Abstract In this paper, a parameter estimation algorithm for wideband multiple FH (multi-FH) signals based on compressed sensing (CS) is proposed. Our proposed algorithm is aiming at the condition of existing synchronous and asynchronous frequency-hopping (FH) signals, and meanwhile considering the frequency switching time. Firstly, by segmenting the received signals into several compressed measurement signals, the sparsity is estimated through the compressed spectrum sensing algorithm without reconstructing signals. Secondly, the improved orthogonal matching pursuit (OMP) algorithm is used to the roughly estimate the frequency of multi-FH signals, and the frequency is accurately estimated by frequency clustering algorithm, then the hopping time and hopping speed are roughly estimated through time–frequency analysis.

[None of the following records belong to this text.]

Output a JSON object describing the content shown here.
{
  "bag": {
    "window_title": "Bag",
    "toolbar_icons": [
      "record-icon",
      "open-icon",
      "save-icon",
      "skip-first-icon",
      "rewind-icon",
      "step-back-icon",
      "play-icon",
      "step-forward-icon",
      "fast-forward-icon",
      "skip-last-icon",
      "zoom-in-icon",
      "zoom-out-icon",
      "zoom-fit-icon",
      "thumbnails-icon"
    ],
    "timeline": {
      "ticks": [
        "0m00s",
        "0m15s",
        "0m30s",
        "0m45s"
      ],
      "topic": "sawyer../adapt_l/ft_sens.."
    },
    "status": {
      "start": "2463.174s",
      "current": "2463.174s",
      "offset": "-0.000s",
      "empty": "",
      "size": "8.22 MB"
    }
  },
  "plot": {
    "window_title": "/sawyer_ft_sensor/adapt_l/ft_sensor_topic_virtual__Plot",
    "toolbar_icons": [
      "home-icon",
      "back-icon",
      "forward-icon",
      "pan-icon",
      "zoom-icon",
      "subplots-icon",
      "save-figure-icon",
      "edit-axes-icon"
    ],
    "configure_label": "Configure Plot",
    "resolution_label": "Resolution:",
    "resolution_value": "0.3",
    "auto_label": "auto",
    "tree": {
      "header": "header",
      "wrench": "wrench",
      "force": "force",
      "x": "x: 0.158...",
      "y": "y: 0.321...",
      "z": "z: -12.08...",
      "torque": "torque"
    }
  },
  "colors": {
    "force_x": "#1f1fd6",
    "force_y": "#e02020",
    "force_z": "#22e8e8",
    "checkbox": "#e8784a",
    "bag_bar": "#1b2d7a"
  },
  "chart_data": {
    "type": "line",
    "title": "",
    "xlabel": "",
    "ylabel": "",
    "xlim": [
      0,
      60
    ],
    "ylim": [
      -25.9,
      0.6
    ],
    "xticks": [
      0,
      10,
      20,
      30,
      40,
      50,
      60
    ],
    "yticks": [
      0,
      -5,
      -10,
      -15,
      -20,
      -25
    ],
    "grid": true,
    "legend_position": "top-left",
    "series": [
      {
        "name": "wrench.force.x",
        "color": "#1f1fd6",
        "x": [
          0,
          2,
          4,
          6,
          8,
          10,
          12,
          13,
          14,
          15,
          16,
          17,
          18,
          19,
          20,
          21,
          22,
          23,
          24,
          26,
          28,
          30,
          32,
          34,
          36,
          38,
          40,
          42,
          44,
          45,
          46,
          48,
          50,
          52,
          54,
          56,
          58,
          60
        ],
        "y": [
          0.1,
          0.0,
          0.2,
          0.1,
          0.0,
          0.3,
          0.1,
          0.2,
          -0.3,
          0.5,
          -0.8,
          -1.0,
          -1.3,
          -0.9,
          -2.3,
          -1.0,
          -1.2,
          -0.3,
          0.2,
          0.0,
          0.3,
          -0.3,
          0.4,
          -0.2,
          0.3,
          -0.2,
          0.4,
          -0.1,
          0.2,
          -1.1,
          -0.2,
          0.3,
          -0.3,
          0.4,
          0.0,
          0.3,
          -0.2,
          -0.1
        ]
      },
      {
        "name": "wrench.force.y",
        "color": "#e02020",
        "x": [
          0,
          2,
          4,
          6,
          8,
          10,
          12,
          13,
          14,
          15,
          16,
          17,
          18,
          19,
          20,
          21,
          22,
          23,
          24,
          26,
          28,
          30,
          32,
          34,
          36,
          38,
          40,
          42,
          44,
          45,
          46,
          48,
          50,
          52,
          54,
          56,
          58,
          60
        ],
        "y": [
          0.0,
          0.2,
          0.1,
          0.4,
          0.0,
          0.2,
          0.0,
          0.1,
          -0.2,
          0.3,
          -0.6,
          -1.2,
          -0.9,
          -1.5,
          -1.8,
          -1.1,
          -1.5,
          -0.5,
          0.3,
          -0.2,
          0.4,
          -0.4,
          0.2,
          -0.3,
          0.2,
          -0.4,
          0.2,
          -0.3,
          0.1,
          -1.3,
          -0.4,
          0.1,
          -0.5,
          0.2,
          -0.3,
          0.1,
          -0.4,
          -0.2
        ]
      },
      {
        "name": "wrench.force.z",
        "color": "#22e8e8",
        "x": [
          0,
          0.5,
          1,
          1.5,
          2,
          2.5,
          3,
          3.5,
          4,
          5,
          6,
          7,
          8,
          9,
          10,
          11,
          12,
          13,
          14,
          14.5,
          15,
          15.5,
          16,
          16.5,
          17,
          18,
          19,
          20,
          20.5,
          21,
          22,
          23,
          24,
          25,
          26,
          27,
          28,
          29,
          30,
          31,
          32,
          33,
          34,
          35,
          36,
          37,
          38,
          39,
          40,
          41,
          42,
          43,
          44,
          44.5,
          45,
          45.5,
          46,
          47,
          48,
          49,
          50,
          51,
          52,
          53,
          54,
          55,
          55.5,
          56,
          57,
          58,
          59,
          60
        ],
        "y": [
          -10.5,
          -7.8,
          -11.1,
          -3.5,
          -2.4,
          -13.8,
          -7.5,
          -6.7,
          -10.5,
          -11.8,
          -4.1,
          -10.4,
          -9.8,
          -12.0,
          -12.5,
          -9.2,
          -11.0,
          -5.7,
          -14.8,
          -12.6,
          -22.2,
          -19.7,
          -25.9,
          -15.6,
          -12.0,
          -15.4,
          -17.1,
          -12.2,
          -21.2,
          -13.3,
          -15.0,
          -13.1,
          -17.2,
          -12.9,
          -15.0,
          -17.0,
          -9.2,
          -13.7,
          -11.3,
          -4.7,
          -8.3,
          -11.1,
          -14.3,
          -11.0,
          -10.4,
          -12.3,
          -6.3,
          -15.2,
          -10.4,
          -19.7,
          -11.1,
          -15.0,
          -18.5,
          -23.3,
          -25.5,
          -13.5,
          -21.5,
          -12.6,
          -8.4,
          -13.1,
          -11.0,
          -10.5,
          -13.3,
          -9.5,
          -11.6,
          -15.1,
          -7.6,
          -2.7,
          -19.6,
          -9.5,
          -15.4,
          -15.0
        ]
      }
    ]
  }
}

Finally, inspired by the traditional sliding window algorithm, the adaptive sliding window (ASW) algorithm is proposed, which can adaptively adjust the window length and step size so as to increase the accuracy of the hopping time and hopping speed estimation. Numerical simulations demonstrate that the algorithm proposed in this paper can precisely estimate the parameters of multi-FH signals at low signal-to-noise ratio (SNR) and can significantly reduce the algorithm complexity.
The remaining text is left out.